Acordam na 1.ª Secção do Tribunal Constitucional

I – A Causa

  1. No âmbito do processo sumário n.º 678/15.0GBAGD, que correu os seus termos na Comarca de Aveiro, o Ministério Público (o ora Recorrente) proferiu despacho considerando indiciada a prática pelos arguidos A. e B. de um crime de pesca ilegal previsto e punido pelas disposições conjugadas do § 1 do artigo 40.º e pelo artigo 65.º do Regulamento da Lei n.º 2097, aprovado pelo Decreto n.º 44623 de 10/10/1962, na redação conferida pelo Decreto n.º 312/70, de 6 de julho, concluindo pela proposta de suspensão provisória do processo pelo período de quatro meses, nos termos do artigo 281.º do Código de Processo Penal (CPP), ex vi artigo 384.º do mesmo Código, com as injunções de entrega de €150,00 a uma Instituição de solidariedade social, de uma só vez ou em duas prestações mensais de €75,00, e de não ser cometido qualquer crime doloso durante o período de suspensão.

    Os autos foram remetidos ao Juiz de Instrução Criminal (JIC) para se pronunciar quanto à concordância ou não concordância relativamente à suspensão provisória do processo, nos termos do 384.º, n.º 2, do CPP.

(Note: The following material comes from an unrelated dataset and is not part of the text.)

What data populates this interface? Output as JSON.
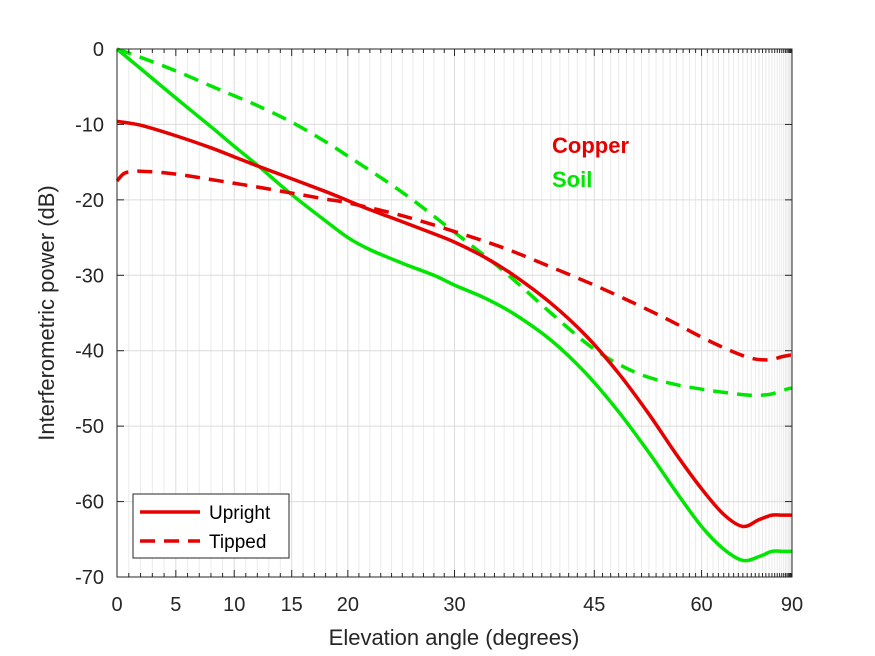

    1.1. Recebidos os autos pelo JIC proferiu este Magistrado o despacho seguinte:

    “[…]

    O Ministério Público, ao abrigo do disposto no artigo 281º do Código de Processo Penal, veio propor a suspensão provisória do presente processo, pelo prazo de 4 meses, mediante as seguintes condições:

    - entregar a quantia de €150,00 a uma IPSS comprovando no prazo de suspensão tal entrega;

    - não praticar crime doloso durante o prazo da suspensão.

    Cumpre apreciar.

    Foram recolhidos indícios da prática pela arguida de um crime de exercício de pesca ilegal, na sua forma agravada p.p. art. 40º, parágrafo 1º e 65º do Regulamento aprovado pelo Decreto nº 44623 de 10-10-1962.

    A pena aplicável ao crime em causa é, nos termos do referido artigo 65º de prisão de 10 a 30 dias e multa de €2,99 a €74,82.

    O D.L. 400/82 de 23-9, diploma que aprovou o CP de 1982, estabelece no seu artigo 3º nº1 que «ficam alterados para os limites mínimos e máximos resultantes do artigo 40º do Código Penal todas as penas de prisão que tenham a duração inferior ou superior aos limites aí estabelecidos».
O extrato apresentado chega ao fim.